Ambos pareciam beligerantes, atacando violentamente as fiandeiras e a Namíbia, sem nada pelo que jogar, perdeu completamente o enredo. Farhan completou seu século no final com uma parceria de 40 bolas e 81 corridas com Shadab.
Em um campo que contava com muita ajuda para os fiandeiros, perseguir 200 estava sempre além da Namíbia.

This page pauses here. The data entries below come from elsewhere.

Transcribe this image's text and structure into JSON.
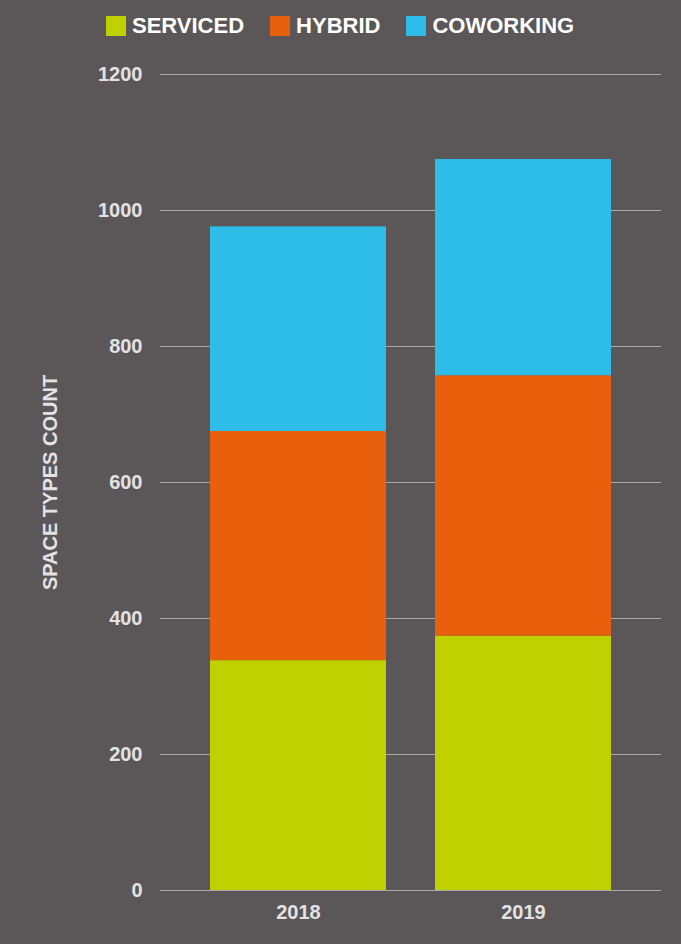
{
  "chart_data": {
    "type": "bar",
    "stacked": true,
    "categories": [
      "2018",
      "2019"
    ],
    "series": [
      {
        "name": "SERVICED",
        "color": "#c0d100",
        "values": [
          338,
          374
        ]
      },
      {
        "name": "HYBRID",
        "color": "#e8600c",
        "values": [
          337,
          383
        ]
      },
      {
        "name": "COWORKING",
        "color": "#2ebce8",
        "values": [
          301,
          318
        ]
      }
    ],
    "ylabel": "SPACE TYPES COUNT",
    "ylim": [
      0,
      1200
    ],
    "yticks": [
      0,
      200,
      400,
      600,
      800,
      1000,
      1200
    ],
    "grid": true,
    "legend": "top"
  }
}
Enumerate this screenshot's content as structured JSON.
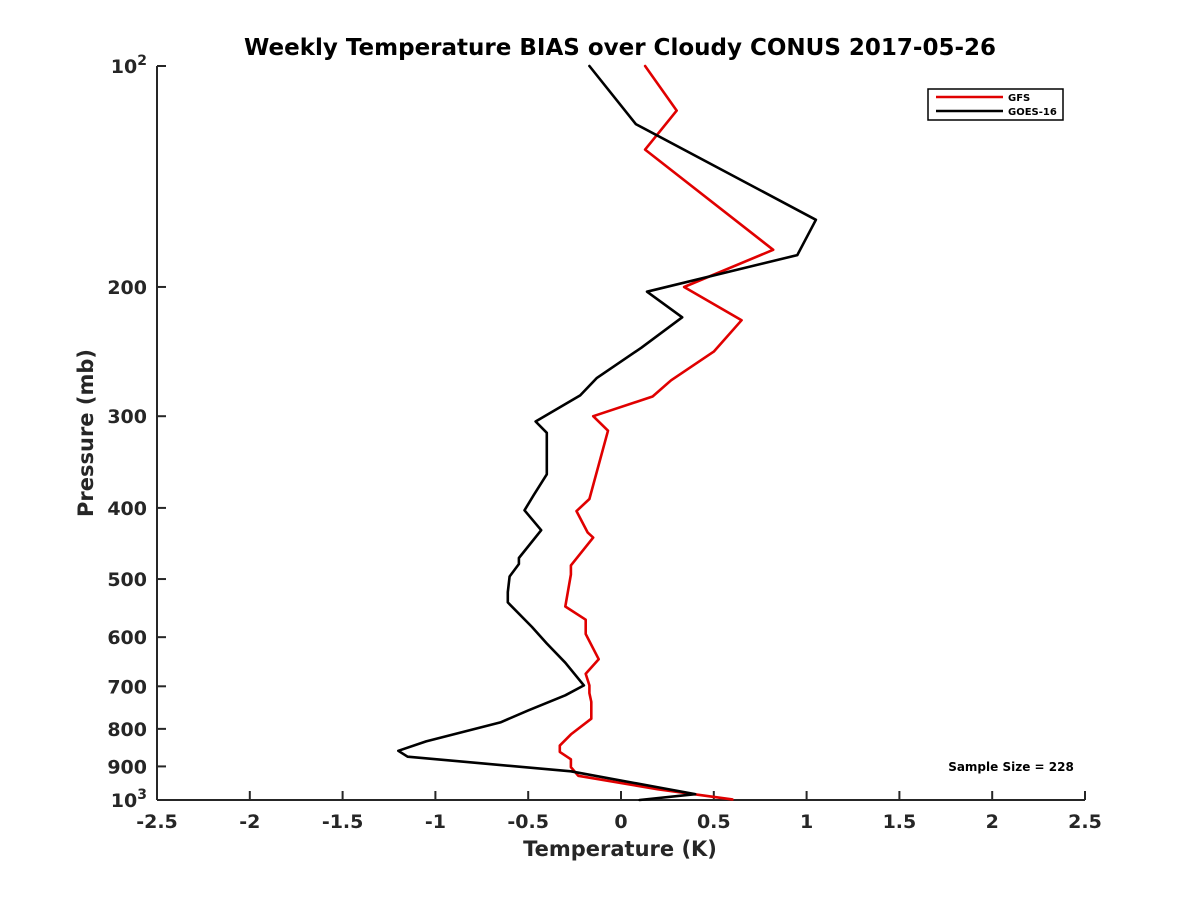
{
  "chart_data": {
    "type": "line",
    "title": "Weekly Temperature BIAS over Cloudy CONUS 2017-05-26",
    "xlabel": "Temperature (K)",
    "ylabel": "Pressure (mb)",
    "xlim": [
      -2.5,
      2.5
    ],
    "ylim": [
      100,
      1000
    ],
    "y_scale": "log",
    "y_direction": "reversed",
    "x_ticks": [
      "-2.5",
      "-2",
      "-1.5",
      "-1",
      "-0.5",
      "0",
      "0.5",
      "1",
      "1.5",
      "2",
      "2.5"
    ],
    "x_tick_values": [
      -2.5,
      -2,
      -1.5,
      -1,
      -0.5,
      0,
      0.5,
      1,
      1.5,
      2,
      2.5
    ],
    "y_ticks": [
      {
        "value": 100,
        "base": "10",
        "exp": "2"
      },
      {
        "value": 200,
        "label": "200"
      },
      {
        "value": 300,
        "label": "300"
      },
      {
        "value": 400,
        "label": "400"
      },
      {
        "value": 500,
        "label": "500"
      },
      {
        "value": 600,
        "label": "600"
      },
      {
        "value": 700,
        "label": "700"
      },
      {
        "value": 800,
        "label": "800"
      },
      {
        "value": 900,
        "label": "900"
      },
      {
        "value": 1000,
        "base": "10",
        "exp": "3"
      }
    ],
    "legend_position": "top-right",
    "annotation": "Sample Size = 228",
    "series": [
      {
        "name": "GFS",
        "color": "#e00000",
        "points": [
          [
            0.13,
            100
          ],
          [
            0.3,
            115
          ],
          [
            0.13,
            130
          ],
          [
            0.82,
            178
          ],
          [
            0.34,
            200
          ],
          [
            0.65,
            222
          ],
          [
            0.5,
            245
          ],
          [
            0.27,
            268
          ],
          [
            0.17,
            282
          ],
          [
            -0.15,
            300
          ],
          [
            -0.07,
            314
          ],
          [
            -0.17,
            389
          ],
          [
            -0.24,
            404
          ],
          [
            -0.18,
            432
          ],
          [
            -0.15,
            439
          ],
          [
            -0.27,
            479
          ],
          [
            -0.27,
            493
          ],
          [
            -0.3,
            545
          ],
          [
            -0.19,
            568
          ],
          [
            -0.19,
            594
          ],
          [
            -0.12,
            643
          ],
          [
            -0.19,
            673
          ],
          [
            -0.17,
            698
          ],
          [
            -0.17,
            715
          ],
          [
            -0.16,
            735
          ],
          [
            -0.16,
            775
          ],
          [
            -0.27,
            814
          ],
          [
            -0.33,
            843
          ],
          [
            -0.33,
            860
          ],
          [
            -0.27,
            880
          ],
          [
            -0.27,
            902
          ],
          [
            -0.23,
            927
          ],
          [
            0.2,
            967
          ],
          [
            0.6,
            998
          ]
        ]
      },
      {
        "name": "GOES-16",
        "color": "#000000",
        "points": [
          [
            -0.17,
            100
          ],
          [
            0.08,
            120
          ],
          [
            1.05,
            162
          ],
          [
            0.95,
            181
          ],
          [
            0.14,
            203
          ],
          [
            0.33,
            220
          ],
          [
            0.11,
            242
          ],
          [
            -0.13,
            266
          ],
          [
            -0.22,
            281
          ],
          [
            -0.46,
            305
          ],
          [
            -0.4,
            316
          ],
          [
            -0.4,
            360
          ],
          [
            -0.47,
            384
          ],
          [
            -0.52,
            403
          ],
          [
            -0.43,
            429
          ],
          [
            -0.55,
            468
          ],
          [
            -0.55,
            477
          ],
          [
            -0.6,
            496
          ],
          [
            -0.61,
            521
          ],
          [
            -0.61,
            538
          ],
          [
            -0.48,
            581
          ],
          [
            -0.4,
            612
          ],
          [
            -0.3,
            650
          ],
          [
            -0.2,
            698
          ],
          [
            -0.3,
            720
          ],
          [
            -0.5,
            755
          ],
          [
            -0.65,
            784
          ],
          [
            -1.05,
            832
          ],
          [
            -1.2,
            857
          ],
          [
            -1.15,
            873
          ],
          [
            -0.27,
            914
          ],
          [
            0.22,
            963
          ],
          [
            0.4,
            982
          ],
          [
            0.1,
            1000
          ]
        ]
      }
    ]
  }
}
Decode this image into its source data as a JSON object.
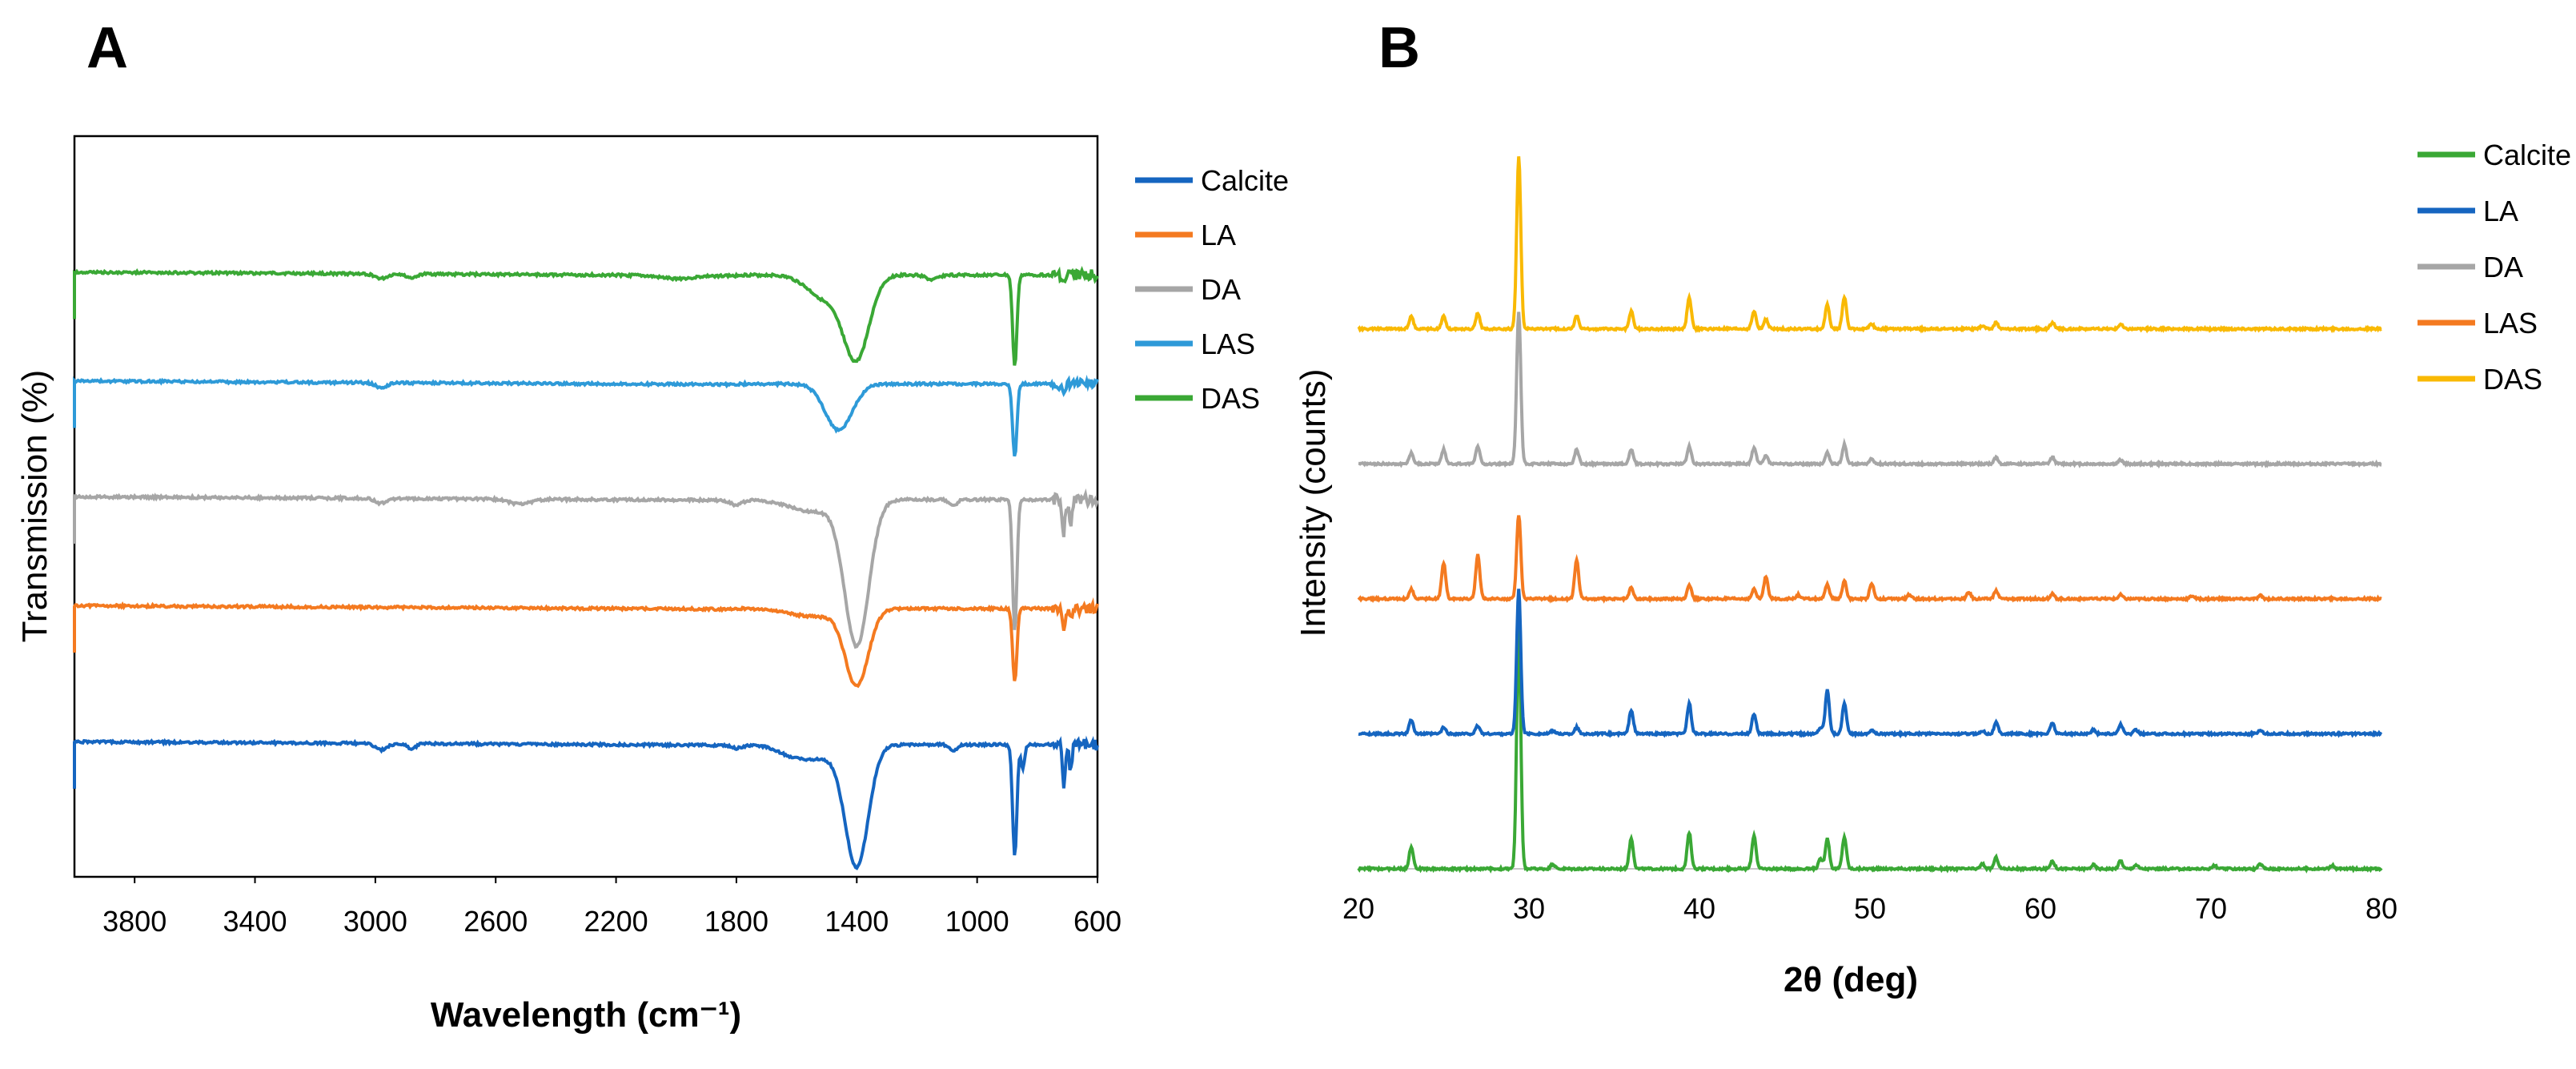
{
  "chart_data": [
    {
      "panel": "A",
      "type": "line",
      "title": "",
      "xlabel": "Wavelength (cm⁻¹)",
      "ylabel": "Transmission (%)",
      "xlim": [
        4000,
        600
      ],
      "x_reversed": true,
      "x_ticks": [
        3800,
        3400,
        3000,
        2600,
        2200,
        1800,
        1400,
        1000,
        600
      ],
      "y_ticks": [],
      "grid": false,
      "legend_position": "right",
      "legend": [
        {
          "name": "Calcite",
          "color": "#1565c0"
        },
        {
          "name": "LA",
          "color": "#f47a20"
        },
        {
          "name": "DA",
          "color": "#a6a6a6"
        },
        {
          "name": "LAS",
          "color": "#2e9ad8"
        },
        {
          "name": "DAS",
          "color": "#3aa835"
        }
      ],
      "series": [
        {
          "name": "Calcite",
          "color": "#1565c0",
          "baseline": 1.0,
          "bands": [
            [
              2980,
              8,
              20
            ],
            [
              2880,
              6,
              15
            ],
            [
              1795,
              4,
              20
            ],
            [
              1630,
              4,
              40
            ],
            [
              1540,
              18,
              80
            ],
            [
              1400,
              150,
              38
            ],
            [
              1080,
              8,
              12
            ],
            [
              875,
              140,
              7
            ],
            [
              848,
              30,
              6
            ],
            [
              712,
              50,
              5
            ],
            [
              690,
              30,
              5
            ]
          ]
        },
        {
          "name": "LA",
          "color": "#f47a20",
          "baseline": 3.0,
          "bands": [
            [
              1400,
              95,
              38
            ],
            [
              1540,
              10,
              80
            ],
            [
              875,
              92,
              7
            ],
            [
              712,
              22,
              5
            ],
            [
              690,
              15,
              5
            ]
          ]
        },
        {
          "name": "DA",
          "color": "#a6a6a6",
          "baseline": 4.6,
          "bands": [
            [
              2980,
              6,
              20
            ],
            [
              2520,
              6,
              35
            ],
            [
              1800,
              6,
              20
            ],
            [
              1540,
              15,
              80
            ],
            [
              1400,
              180,
              40
            ],
            [
              1080,
              8,
              12
            ],
            [
              875,
              165,
              7
            ],
            [
              712,
              40,
              5
            ],
            [
              690,
              30,
              5
            ]
          ]
        },
        {
          "name": "LAS",
          "color": "#2e9ad8",
          "baseline": 6.3,
          "bands": [
            [
              2980,
              6,
              20
            ],
            [
              1460,
              58,
              45
            ],
            [
              875,
              92,
              7
            ],
            [
              712,
              18,
              5
            ]
          ]
        },
        {
          "name": "DAS",
          "color": "#3aa835",
          "baseline": 7.9,
          "bands": [
            [
              2980,
              6,
              20
            ],
            [
              2880,
              5,
              15
            ],
            [
              2000,
              4,
              60
            ],
            [
              1400,
              100,
              42
            ],
            [
              1500,
              30,
              60
            ],
            [
              1150,
              6,
              20
            ],
            [
              875,
              115,
              7
            ],
            [
              712,
              12,
              5
            ]
          ]
        }
      ]
    },
    {
      "panel": "B",
      "type": "line",
      "title": "",
      "xlabel": "2θ (deg)",
      "ylabel": "Intensity (counts)",
      "xlim": [
        20,
        80
      ],
      "x_ticks": [
        20,
        30,
        40,
        50,
        60,
        70,
        80
      ],
      "y_ticks": [],
      "grid": false,
      "legend_position": "right",
      "legend": [
        {
          "name": "Calcite",
          "color": "#3aa835"
        },
        {
          "name": "LA",
          "color": "#1565c0"
        },
        {
          "name": "DA",
          "color": "#a6a6a6"
        },
        {
          "name": "LAS",
          "color": "#f47a20"
        },
        {
          "name": "DAS",
          "color": "#f9b904"
        }
      ],
      "series": [
        {
          "name": "Calcite",
          "color": "#3aa835",
          "baseline": 0,
          "peaks": [
            [
              23.1,
              28
            ],
            [
              29.4,
              300
            ],
            [
              31.4,
              6
            ],
            [
              36.0,
              38
            ],
            [
              39.4,
              45
            ],
            [
              43.2,
              42
            ],
            [
              47.1,
              12
            ],
            [
              47.5,
              38
            ],
            [
              48.5,
              40
            ],
            [
              56.6,
              6
            ],
            [
              57.4,
              14
            ],
            [
              60.7,
              10
            ],
            [
              63.1,
              5
            ],
            [
              64.7,
              10
            ],
            [
              65.6,
              5
            ],
            [
              70.2,
              4
            ],
            [
              72.9,
              6
            ],
            [
              77.1,
              4
            ]
          ]
        },
        {
          "name": "LA",
          "color": "#1565c0",
          "baseline": 1.72,
          "peaks": [
            [
              23.1,
              18
            ],
            [
              25.0,
              8
            ],
            [
              27.0,
              10
            ],
            [
              29.4,
              180
            ],
            [
              31.4,
              4
            ],
            [
              32.8,
              8
            ],
            [
              36.0,
              30
            ],
            [
              39.4,
              38
            ],
            [
              43.2,
              25
            ],
            [
              47.1,
              8
            ],
            [
              47.5,
              55
            ],
            [
              48.5,
              38
            ],
            [
              50.1,
              5
            ],
            [
              56.6,
              4
            ],
            [
              57.4,
              14
            ],
            [
              60.7,
              14
            ],
            [
              63.1,
              5
            ],
            [
              64.7,
              12
            ],
            [
              65.6,
              5
            ],
            [
              72.9,
              5
            ]
          ]
        },
        {
          "name": "LAS",
          "color": "#f47a20",
          "baseline": 3.44,
          "peaks": [
            [
              23.1,
              12
            ],
            [
              25.0,
              45
            ],
            [
              27.0,
              55
            ],
            [
              29.4,
              105
            ],
            [
              32.8,
              48
            ],
            [
              36.0,
              14
            ],
            [
              39.4,
              18
            ],
            [
              43.2,
              12
            ],
            [
              43.9,
              28
            ],
            [
              45.8,
              5
            ],
            [
              47.5,
              18
            ],
            [
              48.5,
              22
            ],
            [
              50.1,
              20
            ],
            [
              52.3,
              5
            ],
            [
              55.8,
              8
            ],
            [
              57.4,
              10
            ],
            [
              60.7,
              6
            ],
            [
              64.7,
              5
            ],
            [
              68.9,
              4
            ],
            [
              72.9,
              4
            ]
          ]
        },
        {
          "name": "DA",
          "color": "#a6a6a6",
          "baseline": 5.16,
          "peaks": [
            [
              23.1,
              14
            ],
            [
              25.0,
              18
            ],
            [
              27.0,
              22
            ],
            [
              29.4,
              190
            ],
            [
              32.8,
              18
            ],
            [
              36.0,
              18
            ],
            [
              39.4,
              22
            ],
            [
              43.2,
              20
            ],
            [
              43.9,
              10
            ],
            [
              47.5,
              14
            ],
            [
              48.5,
              24
            ],
            [
              50.1,
              6
            ],
            [
              57.4,
              8
            ],
            [
              60.7,
              8
            ],
            [
              64.7,
              5
            ]
          ]
        },
        {
          "name": "DAS",
          "color": "#f9b904",
          "baseline": 6.88,
          "peaks": [
            [
              23.1,
              16
            ],
            [
              25.0,
              16
            ],
            [
              27.0,
              20
            ],
            [
              29.4,
              215
            ],
            [
              32.8,
              16
            ],
            [
              36.0,
              22
            ],
            [
              39.4,
              40
            ],
            [
              43.2,
              22
            ],
            [
              43.9,
              12
            ],
            [
              47.5,
              30
            ],
            [
              48.5,
              40
            ],
            [
              50.1,
              6
            ],
            [
              56.6,
              4
            ],
            [
              57.4,
              8
            ],
            [
              60.7,
              8
            ],
            [
              64.7,
              6
            ]
          ]
        }
      ]
    }
  ],
  "figure": {
    "panel_a_label": "A",
    "panel_b_label": "B"
  }
}
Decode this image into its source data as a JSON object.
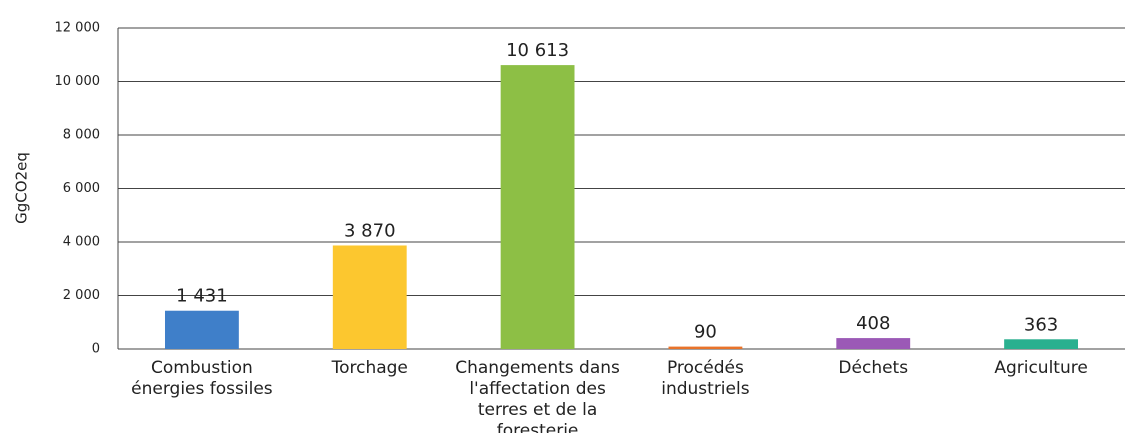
{
  "chart_data": {
    "type": "bar",
    "y_label": "GgCO2eq",
    "categories": [
      "Combustion énergies fossiles",
      "Torchage",
      "Changements dans l'affectation des terres et de la foresterie",
      "Procédés industriels",
      "Déchets",
      "Agriculture"
    ],
    "values": [
      1431,
      3870,
      10613,
      90,
      408,
      363
    ],
    "value_labels": [
      "1 431",
      "3 870",
      "10 613",
      "90",
      "408",
      "363"
    ],
    "colors": [
      "#3f7fc9",
      "#fcc72f",
      "#8dbf45",
      "#e8732a",
      "#9b59b6",
      "#2ab08f"
    ],
    "ylim": [
      0,
      12000
    ],
    "yticks": [
      0,
      {
        "value": 2000,
        "label": "2 000"
      },
      {
        "value": 4000,
        "label": "4 000"
      },
      {
        "value": 6000,
        "label": "6 000"
      },
      {
        "value": 8000,
        "label": "8 000"
      },
      {
        "value": 10000,
        "label": "10 000"
      },
      {
        "value": 12000,
        "label": "12 000"
      }
    ],
    "grid": true
  }
}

Leggy Shadab (19/03) afastou as frustrações da Índia entre os postigos, mas o enigmático spinner Usman Tariq forneceu a cereja do bolo.
A cada jogo que passa, ele parece um jogador melhor e a melhor parte de seu boliche é que ele não perde o controle em suas tentativas de diversificar. A Namíbia não teve resposta à astúcia de Tariq quando ele fugiu com 16/04 para encerrar rapidamente as entradas da Namíbia.
Pontuação: O Paquistão 199/3 (Farhan 100*, Agha 38; Bruxelas 2-38) venceu a Namíbia 97 (Steenkamp 23; Tariq 4-16, Shadab 3-19) por 102 corridas em 17,3 saldos.